Filière porcine : des exportations en hausse vers la Chine
© Xavier Remongin / Min.Agri.Fr
2016 aura été l'une des meilleures années de la filière porcine française. L'un des facteurs de ce dynamisme ? La Chine. Les exportations tricolores sont passées de 80 milliers de tonnes en 2015 à 140 milliers de tonnes en 2016, hissant la France au 8e rang des pays fournisseurs. Ces exportations représentent un quart de la production totale de la filière porcine française.

Le dynamisme est tel que l'interprofession porcine, Inaporc, a recruté un salarié chinois en 2012. Son rôle est multiple : il aide notamment les entreprises françaises à s'exporter, accompagne les missions d'inspections sanitaires chinoises et apporte un soutien aux exportateurs en cas de crises.

Pour Didier Delzescaux, le relationnel joue en effet un rôle prépondérant dans le développement et le maintien de l'export des produits français. Le recrutement de ce salarié a permis d'accélérer les exportations des entreprises françaises en Chine. Avant cela, il fallait en moyenne dix ans pour obtenir un agrément export : « Les Chinois sont très sensibles à la diplomatie économique ».

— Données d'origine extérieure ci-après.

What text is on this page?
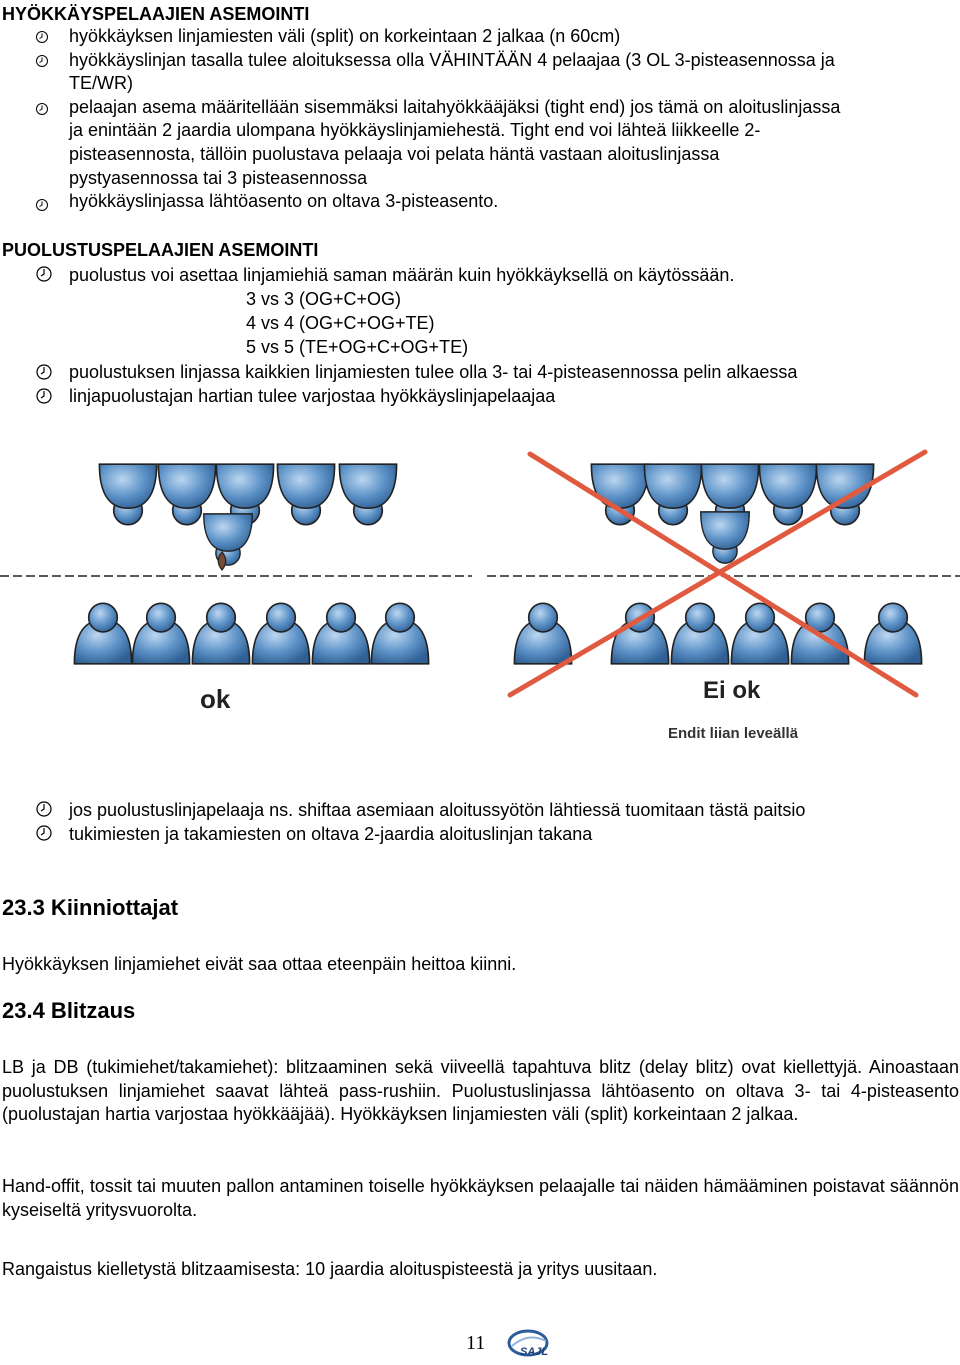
HYÖKKÄYSPELAAJIEN ASEMOINTI
hyökkäyksen linjamiesten väli (split) on korkeintaan 2 jalkaa (n 60cm)
hyökkäyslinjan tasalla tulee aloituksessa olla VÄHINTÄÄN 4 pelaajaa (3 OL 3-pisteasennossa ja
TE/WR)
pelaajan asema määritellään sisemmäksi laitahyökkääjäksi (tight end) jos tämä on aloituslinjassa
ja enintään 2 jaardia ulompana hyökkäyslinjamiehestä. Tight end voi lähteä liikkeelle 2-
pisteasennosta, tällöin puolustava pelaaja voi pelata häntä vastaan aloituslinjassa
pystyasennossa tai 3 pisteasennossa
hyökkäyslinjassa lähtöasento on oltava 3-pisteasento.
PUOLUSTUSPELAAJIEN ASEMOINTI
puolustus voi asettaa linjamiehiä saman määrän kuin hyökkäyksellä on käytössään.
3 vs 3 (OG+C+OG)
4 vs 4 (OG+C+OG+TE)
5 vs 5 (TE+OG+C+OG+TE)
puolustuksen linjassa kaikkien linjamiesten tulee olla 3- tai 4-pisteasennossa pelin alkaessa
linjapuolustajan hartian tulee varjostaa hyökkäyslinjapelaajaa
ok	Ei ok
Endit liian leveällä
jos puolustuslinjapelaaja ns. shiftaa asemiaan aloitussyötön lähtiessä tuomitaan tästä paitsio
tukimiesten ja takamiesten on oltava 2-jaardia aloituslinjan takana
23.3 Kiinniottajat
Hyökkäyksen linjamiehet eivät saa ottaa eteenpäin heittoa kiinni.
23.4 Blitzaus
LB ja DB (tukimiehet/takamiehet): blitzaaminen sekä viiveellä tapahtuva blitz (delay blitz) ovat kiellettyjä. Ainoastaan puolustuksen linjamiehet saavat lähteä pass-rushiin. Puolustuslinjassa lähtöasento on oltava 3- tai 4-pisteasento (puolustajan hartia varjostaa hyökkääjää). Hyökkäyksen linjamiesten väli (split) korkeintaan 2 jalkaa.
Hand-offit, tossit tai muuten pallon antaminen toiselle hyökkäyksen pelaajalle tai näiden hämääminen poistavat säännön kyseiseltä yritysvuorolta.
Rangaistus kielletystä blitzaamisesta: 10 jaardia aloituspisteestä ja yritys uusitaan.
11	SAJL
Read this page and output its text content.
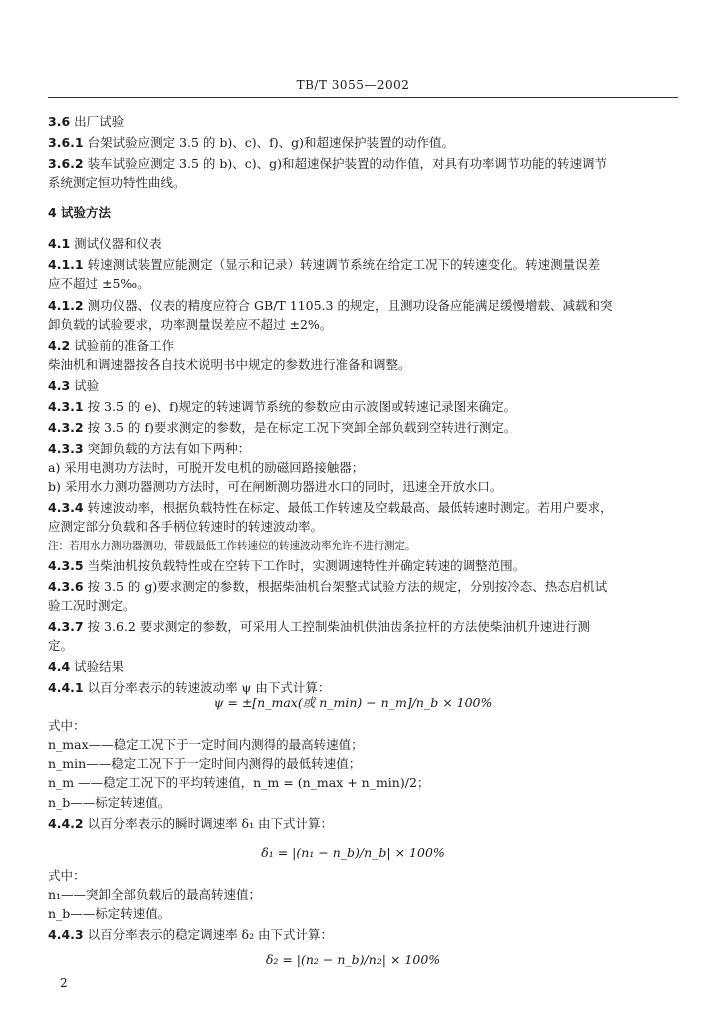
TB/T 3055—2002
3.6 出厂试验
3.6.1 台架试验应测定 3.5 的 b)、c)、f)、g)和超速保护装置的动作值。
3.6.2 装车试验应测定 3.5 的 b)、c)、g)和超速保护装置的动作值，对具有功率调节功能的转速调节
系统测定恒功特性曲线。
4 试验方法
4.1 测试仪器和仪表
4.1.1 转速测试装置应能测定（显示和记录）转速调节系统在给定工况下的转速变化。转速测量误差
应不超过 ±5‰。
4.1.2 测功仪器、仪表的精度应符合 GB/T 1105.3 的规定，且测功设备应能满足缓慢增载、减载和突
卸负载的试验要求，功率测量误差应不超过 ±2%。
4.2 试验前的准备工作
柴油机和调速器按各自技术说明书中规定的参数进行准备和调整。
4.3 试验
4.3.1 按 3.5 的 e)、f)规定的转速调节系统的参数应由示波图或转速记录图来确定。
4.3.2 按 3.5 的 f)要求测定的参数，是在标定工况下突卸全部负载到空转进行测定。
4.3.3 突卸负载的方法有如下两种：
a) 采用电测功方法时，可脱开发电机的励磁回路接触器；
b) 采用水力测功器测功方法时，可在闸断测功器进水口的同时，迅速全开放水口。
4.3.4 转速波动率，根据负载特性在标定、最低工作转速及空载最高、最低转速时测定。若用户要求，
应测定部分负载和各手柄位转速时的转速波动率。
注：若用水力测功器测功，带载最低工作转速位的转速波动率允许不进行测定。
4.3.5 当柴油机按负载特性或在空转下工作时，实测调速特性并确定转速的调整范围。
4.3.6 按 3.5 的 g)要求测定的参数，根据柴油机台架整式试验方法的规定，分别按冷态、热态启机试
验工况时测定。
4.3.7 按 3.6.2 要求测定的参数，可采用人工控制柴油机供油齿条拉杆的方法使柴油机升速进行测
定。
4.4 试验结果
4.4.1 以百分率表示的转速波动率 ψ 由下式计算：
式中：
n_max——稳定工况下于一定时间内测得的最高转速值；
n_min——稳定工况下于一定时间内测得的最低转速值；
n_m ——稳定工况下的平均转速值，n_m = (n_max + n_min)/2；
n_b——标定转速值。
4.4.2 以百分率表示的瞬时调速率 δ₁ 由下式计算：
式中：
n₁——突卸全部负载后的最高转速值；
n_b——标定转速值。
4.4.3 以百分率表示的稳定调速率 δ₂ 由下式计算：
ψ = ±[n_max(或 n_min) − n_m]/n_b × 100%
δ₁ = |(n₁ − n_b)/n_b| × 100%
δ₂ = |(n₂ − n_b)/n₂| × 100%
2
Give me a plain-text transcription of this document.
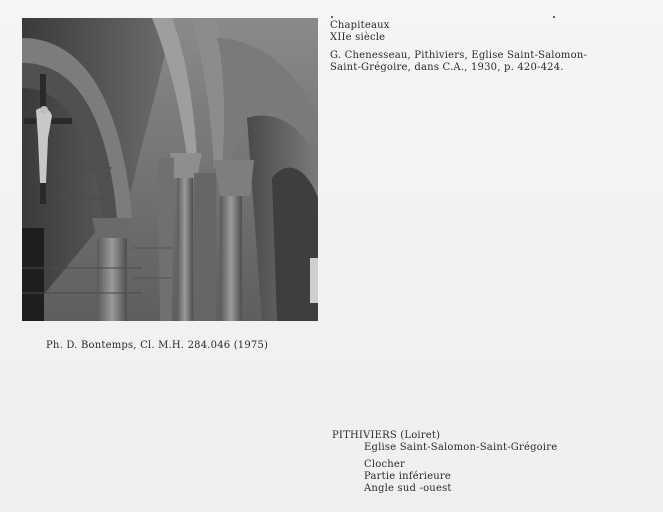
Chapiteaux
XIIe siècle
G. Chenesseau, Pithiviers, Eglise Saint-Salomon-
Saint-Grégoire, dans C.A., 1930, p. 420-424.
Ph. D. Bontemps, Cl. M.H. 284.046 (1975)
PITHIVIERS (Loiret)
Eglise Saint-Salomon-Saint-Grégoire
Clocher
Partie inférieure
Angle sud -ouest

Des perspectives favorables au développement de l'exportation de produits porcins

Didier Delzescaux le confirme : « La production porcine a de nombreux potentiels ».

Tout d'abord, le e-commerce, qui est en plein essor. Les Chinois font de plus en plus leurs courses en ligne. L'occasion de mettre en avant les produits français. La France, avec l'appellation « produit en France » écrit en chinois, fournit un marqueur de qualité supplémentaire aux consommateurs. « Ce sera l'occasion de promouvoir le savoir-faire et la gastronomie française et de se démarquer des autres pays exportateurs », souligne le directeur d'Inaporc.

Une seconde piste de développement : la charcuterie. Ce secteur reste encore peu exploité et pour cause, les Chinois n'en mangent encore que très peu : « Parmi les 140 pièces de l'animal, ce sont surtout les abats qui sont exportés, comme les pieds de porc par exemple ».

Enfin, la Chine est un pays agricole dynamique qui pâtit d'une faible productivité, notamment dans le secteur porcin. Les exploitations se consacrent principalement à la culture du riz. « Quelques familles élèvent cinq ou six cochons dans leur cour mais ce modèle tend à disparaître au profit d'exploitations plus développées ».

Autant d'éléments favorables à une perspective de développement de l'export du porc sur le marché chinois.

Des facteurs qui aident à l'implantation des entreprises

Du fait de l'augmentation de la consommation de produits issus du porc, la production locale de la Chine ne suffit pas à couvrir les besoins de la population. En 2015, la filière porcine chinoise produisait 53 millions tonnes tandis que la consommation de porc s'élevait à 56 millions tonnes. Comment expliquer ce déficit ? « La Chine peine à suivre l'évolution de sa consommation. Il manque des surfaces destinées à la production de céréales pour la filière porcine ». Les acteurs français de la filière devront rester attentifs à l'évolution de la consommation et de la production chinoises de porc.